Pertencer à lista devia ser um direito de todos nós, porque somos cidadãos, indivíduos, porque temos ou devíamos ter o intocável direito de ter a nossa vida privada sem que houvesse tipos a esgravatar.
Compreende-se que os funcionários da secção xis tenham acesso aos números dos cidadãos da sua área de competência, exclusivamente esses e exclusivamente para verificar se pagaram ou não pagaram o que deviam pagar. Mais nada.
Não é o que se passa. Qualquer gandulo das finanças, a soldo de jornalistas mais ou menos pidescos ou movido por intenções policiais, pode entrar nos dados daqueles que quer perseguir, enxovalhar, demolir. Nos desses e nos de todos nós. É o princípio da chantagem, da inveja, da inversão de valores, uma ofensa brutal aos direitos das pessoas, à sua vida privada, aos seus problemas pessoais.
Basta o que basta. Basta que nos persigam por razões de excesso de zelo, por instintos burocráticos exacerbados, por mero gozo administrativo. Há meios, e que meios, para nos infernizar a existência. Há requintadas formas de substituir o que devia ser da esfera da Justiça, pondo-o na da burocracia.
A haver lista vip, que estejamos todos nela, e deixa de ser necessária.

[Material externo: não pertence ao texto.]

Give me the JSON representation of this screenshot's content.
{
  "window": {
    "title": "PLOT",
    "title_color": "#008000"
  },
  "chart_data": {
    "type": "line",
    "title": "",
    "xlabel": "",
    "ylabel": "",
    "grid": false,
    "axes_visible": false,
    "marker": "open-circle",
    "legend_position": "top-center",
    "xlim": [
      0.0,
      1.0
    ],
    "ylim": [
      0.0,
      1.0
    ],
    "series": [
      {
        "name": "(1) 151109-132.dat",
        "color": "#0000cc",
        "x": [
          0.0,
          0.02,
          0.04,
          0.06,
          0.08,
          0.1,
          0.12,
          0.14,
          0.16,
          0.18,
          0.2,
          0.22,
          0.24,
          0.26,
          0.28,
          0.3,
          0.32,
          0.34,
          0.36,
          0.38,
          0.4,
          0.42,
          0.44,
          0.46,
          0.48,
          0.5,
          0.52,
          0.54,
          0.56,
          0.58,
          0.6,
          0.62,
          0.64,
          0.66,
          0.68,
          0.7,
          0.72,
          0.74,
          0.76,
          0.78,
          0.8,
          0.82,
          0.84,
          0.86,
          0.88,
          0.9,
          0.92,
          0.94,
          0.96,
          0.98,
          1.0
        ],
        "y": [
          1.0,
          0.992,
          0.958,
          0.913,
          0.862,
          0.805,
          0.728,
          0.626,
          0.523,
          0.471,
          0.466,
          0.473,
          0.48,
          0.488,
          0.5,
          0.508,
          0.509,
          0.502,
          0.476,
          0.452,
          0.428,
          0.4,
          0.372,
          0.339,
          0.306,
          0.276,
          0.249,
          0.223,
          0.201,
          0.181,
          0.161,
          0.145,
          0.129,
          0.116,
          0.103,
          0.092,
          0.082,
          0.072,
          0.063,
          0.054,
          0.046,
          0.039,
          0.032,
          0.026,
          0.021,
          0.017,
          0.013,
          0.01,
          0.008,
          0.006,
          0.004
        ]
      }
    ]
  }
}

Consultar os meus dados sem mandato ou competência para tal devia ser um crime público sem perdão. Se o objectivo for mais que “curiosidade”, então devia ser crime grave e qualificado.
Transformado que está o clima de campanha eleitoral, que devia ser de discussão de ideias, em puro ambiente de perseguição política de uns e de outros, tanto a existência ou não da lista vip como a sua utilização ad nauseam para fins persecutórios só contribui para o descrédito do que devia ser digno.